Senzoukria · Glossario · Aggiornato a settembre 2026


Definizione

Prendi una serie di rendimenti. Sottrai un rendimento di riferimento se ne esiste uno, calcola la media, poi dividi per la deviazione standard della stessa serie. Il risultato è adimensionale: una strategia con un guadagno medio grande e una dispersione grande può ottenere lo stesso punteggio di una strategia con un guadagno medio piccolo e una dispersione piccola.

Nel trading discrezionale e intraday sui futures la serie è spesso la lista dei risultati delle operazioni in tick, in dollari o in R, e il rendimento di riferimento è zero. Ne esce uno Sharpe per operazione. Gli indici di Sharpe annualizzati moltiplicano il valore per periodo per la radice quadrata del numero di periodi in un anno, il che presuppone periodi indipendenti e identicamente distribuiti.

Per operazione o annualizzato

  • Uno Sharpe per operazione confronta strategie con la stessa frequenza operativa.
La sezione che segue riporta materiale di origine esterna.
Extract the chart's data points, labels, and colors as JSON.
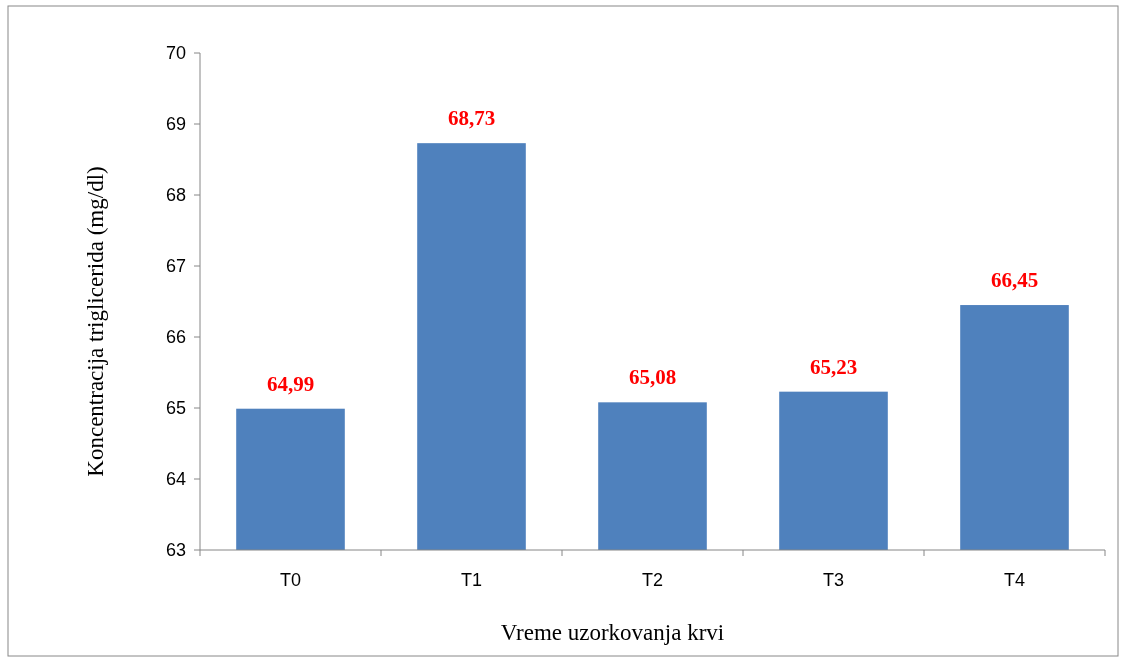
{
  "chart_data": {
    "type": "bar",
    "xlabel": "Vreme uzorkovanja krvi",
    "ylabel": "Koncentracija triglicerida (mg/dl)",
    "categories": [
      "T0",
      "T1",
      "T2",
      "T3",
      "T4"
    ],
    "values": [
      64.99,
      68.73,
      65.08,
      65.23,
      66.45
    ],
    "value_labels": [
      "64,99",
      "68,73",
      "65,08",
      "65,23",
      "66,45"
    ],
    "color": "#4f81bd",
    "ylim": [
      63,
      70
    ],
    "yticks": [
      63,
      64,
      65,
      66,
      67,
      68,
      69,
      70
    ]
  }
}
Non confronta uno scalper con uno swing trader.
  • Annualizzare una singola sessione presuppone che l'anno le assomigli. Su un campione corto la cifra annualizzata è soprattutto un artefatto del moltiplicatore.
  • L'indice penalizza allo stesso modo la dispersione al rialzo e al ribasso. L'indice di Sortino divide solo per la dispersione al ribasso.
  • Pochi vincenti molto grandi gonfiano insieme la media e la dispersione, quindi l'indice può restare modesto anche quando la curva di equity sembra notevole.

In Senzoukria

Il pannello delle performance del Replay riporta lo Sharpe per operazione con la nota «Media / deviazione standard. NON annualizzato: annualizzare una sessione presupporrebbe che l'anno le assomigli.» Accanto c'è il Sortino per operazione. Lo stesso pannello avverte quando il campione è troppo piccolo perché i rapporti significhino qualcosa, e li mostra perché sono esatti, non perché siano significativi.
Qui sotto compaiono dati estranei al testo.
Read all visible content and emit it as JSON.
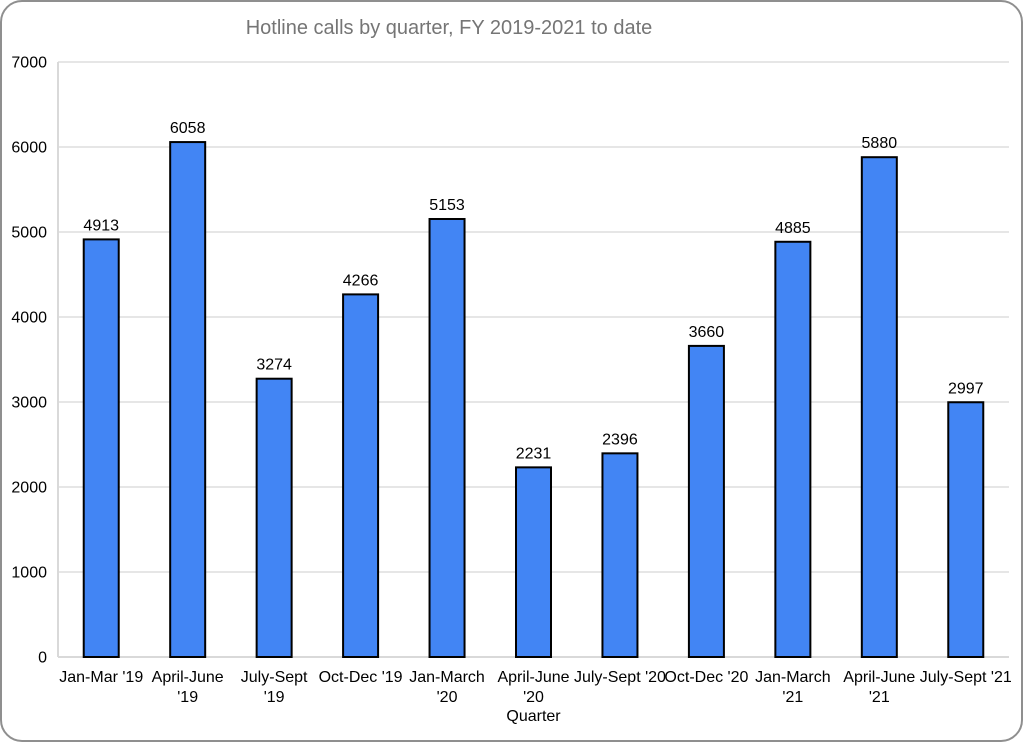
{
  "window": {
    "background": "#ffffff",
    "frame_border_color": "#8f8f8f"
  },
  "chart_data": {
    "type": "bar",
    "title": "Hotline calls by quarter, FY 2019-2021 to date",
    "categories": [
      "Jan-Mar '19",
      "April-June '19",
      "July-Sept '19",
      "Oct-Dec '19",
      "Jan-March '20",
      "April-June '20",
      "July-Sept '20",
      "Oct-Dec '20",
      "Jan-March '21",
      "April-June '21",
      "July-Sept '21"
    ],
    "category_display_lines": [
      [
        "Jan-Mar '19"
      ],
      [
        "April-June",
        "'19"
      ],
      [
        "July-Sept",
        "'19"
      ],
      [
        "Oct-Dec '19"
      ],
      [
        "Jan-March",
        "'20"
      ],
      [
        "April-June",
        "'20"
      ],
      [
        "July-Sept '20"
      ],
      [
        "Oct-Dec '20"
      ],
      [
        "Jan-March",
        "'21"
      ],
      [
        "April-June",
        "'21"
      ],
      [
        "July-Sept '21"
      ]
    ],
    "values": [
      4913,
      6058,
      3274,
      4266,
      5153,
      2231,
      2396,
      3660,
      4885,
      5880,
      2997
    ],
    "xlabel": "Quarter",
    "ylabel": "",
    "ylim": [
      0,
      7000
    ],
    "yticks": [
      0,
      1000,
      2000,
      3000,
      4000,
      5000,
      6000,
      7000
    ],
    "grid": true,
    "legend": "none",
    "colors": {
      "bar_fill": "#4285f4",
      "bar_border": "#000000",
      "gridline": "#e6e6e6",
      "axis_line": "#d9d9d9",
      "title": "#757575",
      "labels": "#000000"
    }
  }
}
Nel pannello di backtest, lo Sharpe per operazione è uno dei tre criteri che l'ottimizzatore walk-forward può massimizzare, insieme all'aspettativa per operazione e all'SQN. Un grafico di Sharpe mobile, misurato sugli ultimi N giorni di sessione, mostra dove una cifra calcolata sull'intero periodo nasconderebbe una strategia che ha smesso di funzionare a metà strada.

Errori frequenti

  • Confrontare uno Sharpe annualizzato preso dal report di un fondo con uno Sharpe per operazione uscito da un backtest.
  • Leggere un indice di Sharpe su una manciata di operazioni. La deviazione standard di un campione piccolo è essa stessa instabile.
  • Ignorare la selezione: lo Sharpe più alto tra molte configurazioni è gonfiato dal numero di tentativi. Vedi lo Sharpe deflazionato.
  • Usare l'indice di Sharpe come misura di drawdown. Non dice nulla sull'ordine dei rendimenti.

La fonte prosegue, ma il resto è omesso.